Paul
Goble
Staunton, October 1 – When Vladimir
Putin abolished the regional affairs ministry and transferred responsibility
for nationality policy to the ministry of culture, he reassigned 40 officials
from the one to the other. But now, the Russian Federation culture ministry
says it needs 30 more and a deputy minister to oversee them.
These numbers highlight Moscow’s
inattention to one of the Russian Federation’s biggest problems, but the
situation is even worse than they suggest: According to a report in
Nazaccent.ru, Culture Minister Vladimir Medinsky may not get even the additions
he seeks (nazaccent.ru/content/13332-medinskij-poprosil-vvesti-dolzhnost-zamministra-po.html).
On Monday, Medinsky made his request
at a meeting of the presidium of the Presidential Council on Inter-Ethnic
Relations. He said he had the support of
Prime Minister Dmitry Medvedev, but so far there has been no agreement on
either an increase in the number of staffers working on this subject or a
deputy minister to oversee them.
Instead, there was clear opposition
from the Kremlin. Magomedsalam Magomedov, the deputy head of the Presidential
Administration, noted that the culture ministry would not be responsible for
many of the issues in this area that the regional affairs ministry had been and
thus presumably would not need as large a staff, let alone a larger one.

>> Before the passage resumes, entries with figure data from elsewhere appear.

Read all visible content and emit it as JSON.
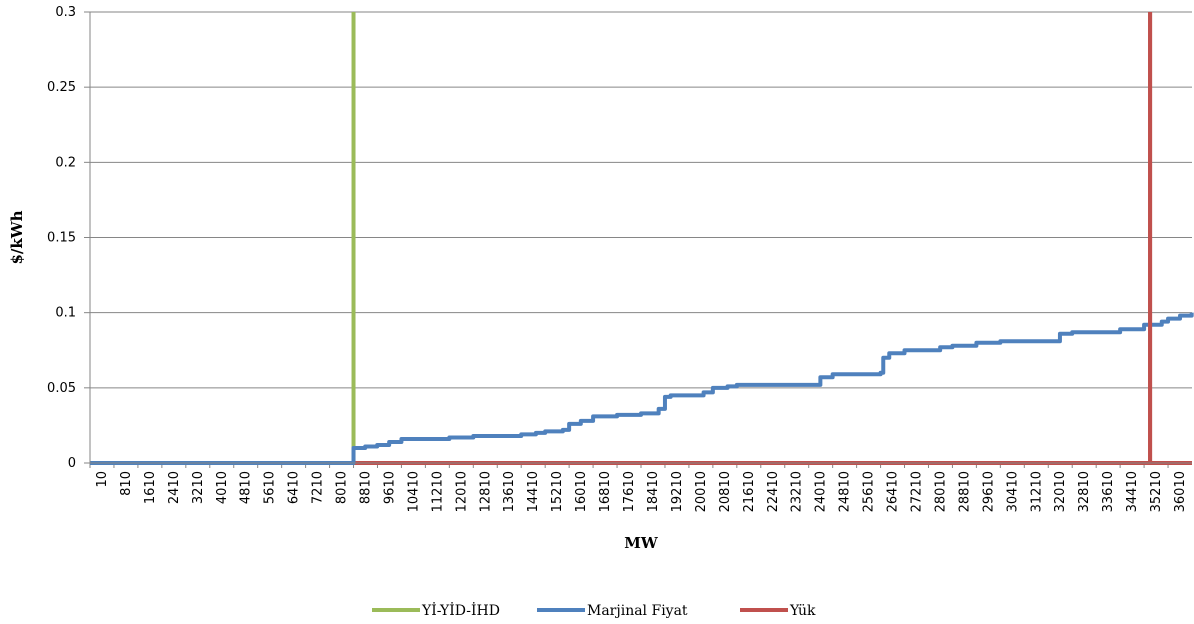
{
  "chart_data": {
    "type": "line",
    "title": "",
    "xlabel": "MW",
    "ylabel": "$/kWh",
    "ylim": [
      0,
      0.3
    ],
    "y_ticks": [
      "0",
      "0.05",
      "0.1",
      "0.15",
      "0.2",
      "0.25",
      "0.3"
    ],
    "x_ticks": [
      "10",
      "810",
      "1610",
      "2410",
      "3210",
      "4010",
      "4810",
      "5610",
      "6410",
      "7210",
      "8010",
      "8810",
      "9610",
      "10410",
      "11210",
      "12010",
      "12810",
      "13610",
      "14410",
      "15210",
      "16010",
      "16810",
      "17610",
      "18410",
      "19210",
      "20010",
      "20810",
      "21610",
      "22410",
      "23210",
      "24010",
      "24810",
      "25610",
      "26410",
      "27210",
      "28010",
      "28810",
      "29610",
      "30410",
      "31210",
      "32010",
      "32810",
      "33610",
      "34410",
      "35210",
      "36010"
    ],
    "grid": "horizontal",
    "legend_position": "bottom",
    "series": [
      {
        "name": "Yİ-YİD-İHD",
        "color": "#9BBB59",
        "type": "vertical",
        "x": 8810,
        "y": [
          0,
          0.3
        ]
      },
      {
        "name": "Marjinal Fiyat",
        "color": "#4F81BD",
        "type": "step",
        "x": [
          10,
          8810,
          8810,
          9200,
          9600,
          10000,
          10410,
          11210,
          12010,
          12810,
          13610,
          14410,
          14900,
          15210,
          15800,
          16010,
          16400,
          16810,
          17610,
          18410,
          19000,
          19210,
          19400,
          20010,
          20500,
          20810,
          21300,
          21610,
          22410,
          23210,
          24010,
          24400,
          24810,
          25610,
          26410,
          26500,
          26700,
          27210,
          28010,
          28400,
          28810,
          29610,
          30410,
          31210,
          32010,
          32400,
          32810,
          33610,
          34410,
          35210,
          35800,
          36010,
          36410,
          36800
        ],
        "y": [
          0,
          0,
          0.01,
          0.011,
          0.012,
          0.014,
          0.016,
          0.016,
          0.017,
          0.018,
          0.018,
          0.019,
          0.02,
          0.021,
          0.022,
          0.026,
          0.028,
          0.031,
          0.032,
          0.033,
          0.036,
          0.044,
          0.045,
          0.045,
          0.047,
          0.05,
          0.051,
          0.052,
          0.052,
          0.052,
          0.052,
          0.057,
          0.059,
          0.059,
          0.06,
          0.07,
          0.073,
          0.075,
          0.075,
          0.077,
          0.078,
          0.08,
          0.081,
          0.081,
          0.081,
          0.086,
          0.087,
          0.087,
          0.089,
          0.092,
          0.094,
          0.096,
          0.098,
          0.1
        ]
      },
      {
        "name": "Yük",
        "color": "#C0504D",
        "type": "vertical",
        "x": 35410,
        "y": [
          0,
          0.3
        ]
      }
    ]
  }
}
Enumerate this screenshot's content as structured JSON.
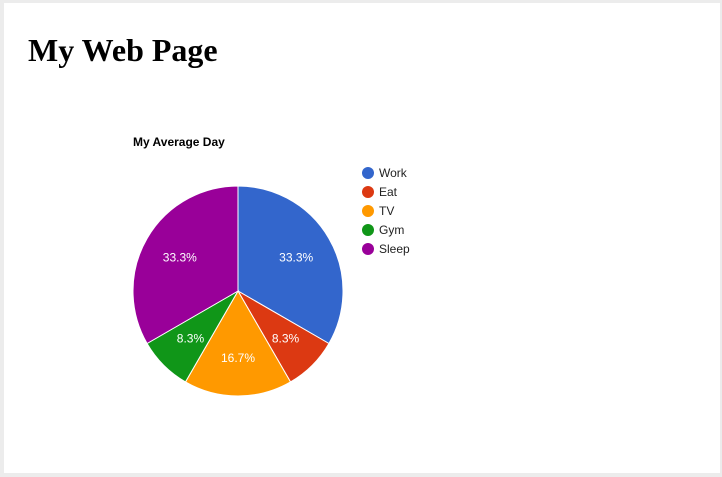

The minister told the group that
when the department responsible for nationality issues was in the now-disbanded
regional affairs ministry, it had ten percent of the ministry’s staff positions
but handed “30 percent of the flow of documents.” To deal with the situation, he said, the
culture ministry needs “no fewer than 70 people.”
In other comments, Medinsky signaled
that he will follow the Kremlin’s line very closely indeed. He said that his
department will put “the stress on the harmonious combination of the interests
of all the native peoples of Russia with account being taken for the
development of the [ethnic] Russian people.”
Today, Vadim Shtepa, perhaps Russia’s leading
authority on regional issues, also commented on the consequences of the demise
of the regional affairs ministry for regional and ethnic issues (nr2.com.ua/News/world_and_russia/Nashe-imya-region-81185.html).
“On
the one hand,” he says, the regional affairs ministry was “not especially
effective” and did not improve the level of development of any region in the
country over its ten years of existence. “”But on the other,” its demise
especially given the appearance of regional development ministries for the Far East, the North Caucasus and Crimea
raises the question of “how will Moscow deal with all the other regions?”
Of
course, Shtepa continues, it should be “obvious” that all ministries should be
involved in such problems and policies “because Russia consists of regions, and
if this is forgotten, then the federal bureaucrats will turn out to be in some
other dimension than the country” in which they and the population lives.
Handing
this task to the culture ministry is not a solution, he says, because “the life
and problems of numerically small indigenous peoples are not exhausted by
folkloric exhibitions.” Instead, what Moscow needs to do is to follow what “practically
every European country” has done and create “an entire network of agencies for
regional development.”
At
the very least, Moscow needs to help the regions “brand” themselves so that
they can attract more tourists and investment, and Russian officials at the center
must recognize that “local branding is a powerful instrument of integration.”
Without it, “regions become culturally similar, lose interest in one another,
and gradually are alienated from one another.”
Unfortunately,
there seems to be little appreciation of that in Moscow, Shtepa says. Instead, “the
current Russian authorities are not interested in the contemporary development
of their own territories.” Rather, “as is typical of empires, [Moscow] is
concerned only with adding new ones” to the areas under its control.